Annette Mategrano (maiden name Scafuri as she's quick to point out) might be half of the reason you'd come to Scafuri Bakery. She's the kind of woman you wish you could call "grandma"—feisty and quick but also deeply moved by memory.
Her parents originally opened the bakery at another location on Loomis, though she can't remember exactly when. In 1920 they moved to the current location on Taylor. (Mategrano remembers this because it was the same year her brother was born in the apartment upstairs where she still resides.) She took over the bakery in 1988 when her fondly remembered mother died. In the back room of the bakery hang many old black-and-white photos of the Scafuri sisters and color shots of the more recent additions to the family.
The other half of the reason you'd visit Scafuri lies in the recipes that have been passed down through the years.
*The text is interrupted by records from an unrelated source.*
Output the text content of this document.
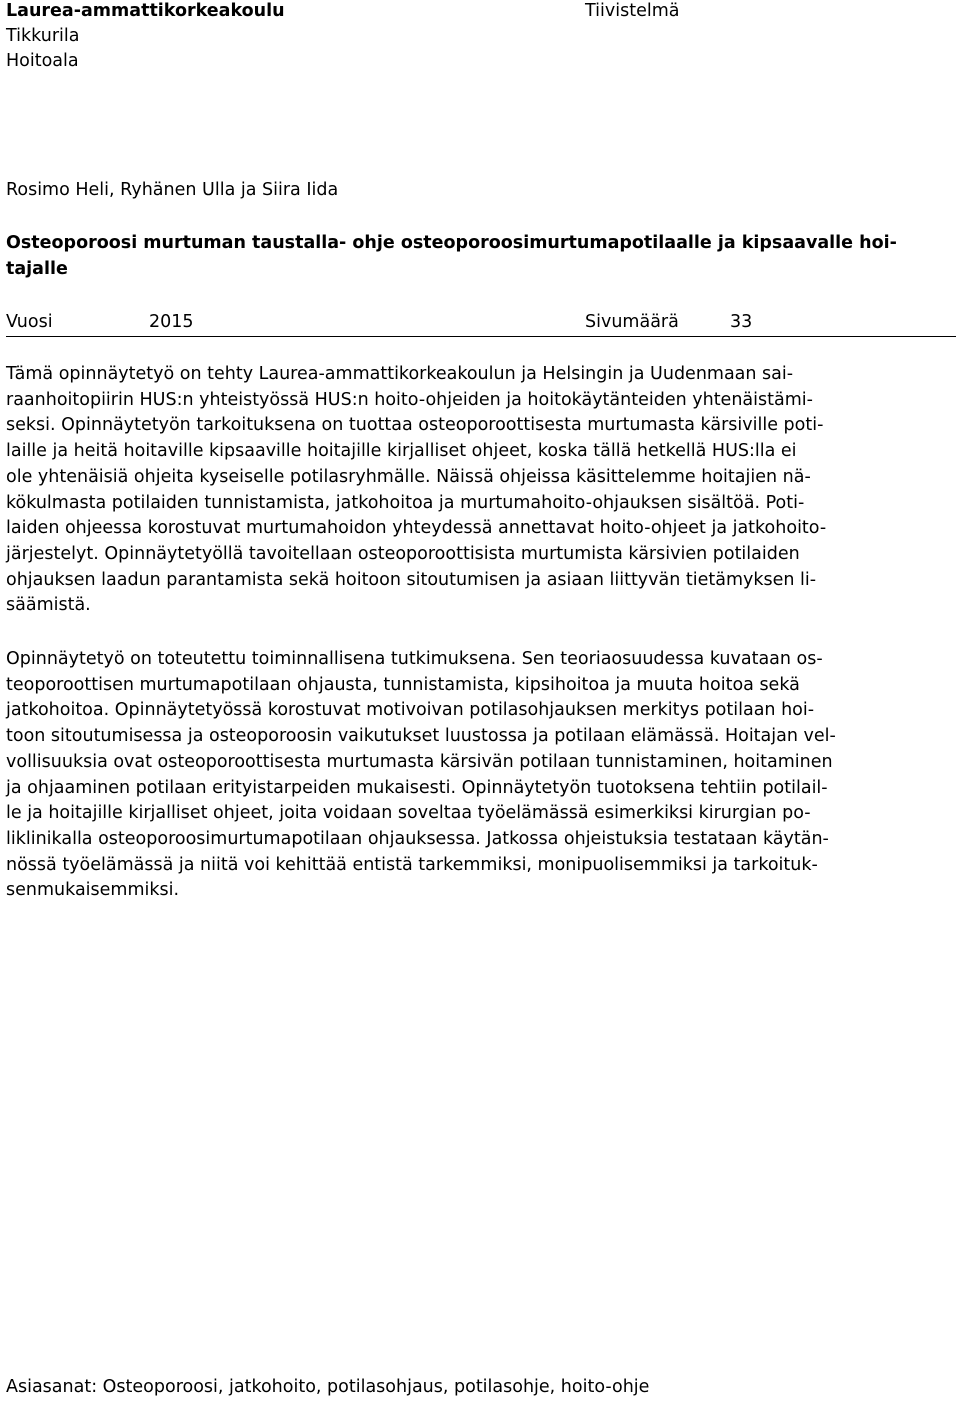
Laurea-ammattikorkeakoulu
Tikkurila
Hoitoala
Tiivistelmä
Rosimo Heli, Ryhänen Ulla ja Siira Iida
Osteoporoosi murtuman taustalla- ohje osteoporoosimurtumapotilaalle ja kipsaavalle hoi-
tajalle
Vuosi	2015	Sivumäärä	33
Tämä opinnäytetyö on tehty Laurea-ammattikorkeakoulun ja Helsingin ja Uudenmaan sai-
raanhoitopiirin HUS:n yhteistyössä HUS:n hoito-ohjeiden ja hoitokäytänteiden yhtenäistämi-
seksi. Opinnäytetyön tarkoituksena on tuottaa osteoporoottisesta murtumasta kärsiville poti-
laille ja heitä hoitaville kipsaaville hoitajille kirjalliset ohjeet, koska tällä hetkellä HUS:lla ei
ole yhtenäisiä ohjeita kyseiselle potilasryhmälle. Näissä ohjeissa käsittelemme hoitajien nä-
kökulmasta potilaiden tunnistamista, jatkohoitoa ja murtumahoito-ohjauksen sisältöä. Poti-
laiden ohjeessa korostuvat murtumahoidon yhteydessä annettavat hoito-ohjeet ja jatkohoito-
järjestelyt. Opinnäytetyöllä tavoitellaan osteoporoottisista murtumista kärsivien potilaiden
ohjauksen laadun parantamista sekä hoitoon sitoutumisen ja asiaan liittyvän tietämyksen li-
säämistä.
Opinnäytetyö on toteutettu toiminnallisena tutkimuksena. Sen teoriaosuudessa kuvataan os-
teoporoottisen murtumapotilaan ohjausta, tunnistamista, kipsihoitoa ja muuta hoitoa sekä
jatkohoitoa. Opinnäytetyössä korostuvat motivoivan potilasohjauksen merkitys potilaan hoi-
toon sitoutumisessa ja osteoporoosin vaikutukset luustossa ja potilaan elämässä. Hoitajan vel-
vollisuuksia ovat osteoporoottisesta murtumasta kärsivän potilaan tunnistaminen, hoitaminen
ja ohjaaminen potilaan erityistarpeiden mukaisesti. Opinnäytetyön tuotoksena tehtiin potilail-
le ja hoitajille kirjalliset ohjeet, joita voidaan soveltaa työelämässä esimerkiksi kirurgian po-
liklinikalla osteoporoosimurtumapotilaan ohjauksessa. Jatkossa ohjeistuksia testataan käytän-
nössä työelämässä ja niitä voi kehittää entistä tarkemmiksi, monipuolisemmiksi ja tarkoituk-
senmukaisemmiksi.
Asiasanat: Osteoporoosi, jatkohoito, potilasohjaus, potilasohje, hoito-ohje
The bakery doesn't overflow with pastry because Mategrano and her two friends still make it the same way they did 50 years ago: You won't hear the term "mass production" around here. You will find Italian cookies and breads, strudel, turnovers, cannoli and donuts, all of which cost between .45 cents and $2. Cakes can be special ordered, and the ladies churn out handmade ravioli, lasagna, eggplant parmigiana, stuffed shells, meatballs and braciole. A specialty includes the pepper toast, which is popular with truck drivers because it keeps them awake, Mategrano says, "which is nice to know."